There’s a common misconception that once an app is developed, it should be set in stone. We strive to achieve that as much as possible, but as technology changes, the program has to be updated to keep up. Updates are critical to keep the app working and to give users a better experience. But most of all, updates are a major factor in mobile security.
The problem with automatic updates and mobile security
Automatic updates are an important feature of modern smartphones. But many people turn off auto updates on their mobile devices. In fact, if you Google “how to disable automatic updates on smartphone,” you’ll get 31.6M results!
Users turn off their auto updates because the apps often update via the cellular signal, and they get charged data fees. Transferring huge amounts of data can run down their batteries faster, as well. And some people just don’t like their favorite apps to be messed with—an “improvement” can introduce new bugs or take away a feature they really love.
One of our clients refused to update his phone from iOS7 to iOS8. He said, “If I do it now, then it’s going to cause my whole system to reboot. And if I reboot now, I’ll miss phone calls.”
The dangers of not updating your apps
The risks of disabling your automatic updates can be much worse than the benefits, especially when it comes to mobile security. Your smartphone depends on those auto updates to keep your data secure. Let’s say you’re using a banking app. If you turn off your updates, you won’t get the most updated encryption for the app. That can cause problems, because if you’re on a free wi-fi, someone can sniff it, come through, and grab your information.
We live on the phone. We live on our apps. We’re starting to use wearable technology now. Mobile apps are practically our lifeline, and if the data you keep on them isn’t secure, you’re playing Russian roulette with your phone.
The number one danger of not updating your mobile apps is identity theft. Amazingly, a lot of people store their social security numbers and account numbers in their Contacts list, in the Notes section. They’ll mix the numbers up, but it only takes a little work to figure out the right combination. Identity thieves can crawl through your Contacts and steal that personal information.
If you’re doing work that involves proprietary information, and your work email is on your personal phone, that’s tappable. People can get into that and steal any proprietary information in your emails. They can look at the actual email and see what you wrote.
Other ways to protect your data
Updating your apps is a must, but it’s not the only thing you should do to protect yourself. Here are a few other ways to keep your data safe:
- Download security apps. I recommend Defenx Security Suite or the Max security app for iOS.
- Double-encrypt your passwords and use tougher passwords to crack.
- Don’t connect to the free Wi-Fi networks to do any sensitive work/browsing. You never know when there is a hacker sniffing the network for people on Wi-Fi.

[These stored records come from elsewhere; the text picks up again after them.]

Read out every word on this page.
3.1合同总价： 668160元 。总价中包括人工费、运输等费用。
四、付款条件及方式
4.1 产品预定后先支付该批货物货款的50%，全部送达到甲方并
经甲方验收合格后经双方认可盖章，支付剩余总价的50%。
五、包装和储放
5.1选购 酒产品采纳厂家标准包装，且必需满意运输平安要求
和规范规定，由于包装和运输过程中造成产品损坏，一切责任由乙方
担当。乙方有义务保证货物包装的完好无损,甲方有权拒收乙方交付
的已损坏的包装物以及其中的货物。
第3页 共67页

- Connect via VPN, either from work or through an app such as secure wireless for Android: https://play.google.com/store/apps/details?id=me.disconnect.securefi.
- Be cautious of any “free Wi-Fi” in a well-populated area. You don’t know anything about the network, and it could be a hacker using their own access point. Once you’re connected to it, your phone becomes part of that network and they can see anything they want from within your phone. So stay away from any plainly named hotspot such as “Free WiFi” that doesn’t require a password.
One final word about Wi-Fi hotspots: Generally speaking, any Wi-Fi hotspot that needs a password should already have security measures built in so that hackers can’t sniff into the network. This is good for the customer using the free Wi-Fi, like at Panera Bread or Starbucks. A company that large will have security measures in place to protect themselves, as well as their customers.
You need to be active on a public Wi-Fi to be open to attack. If your device is Wi-Fi enabled but you’re not using it, hackers won’t have access.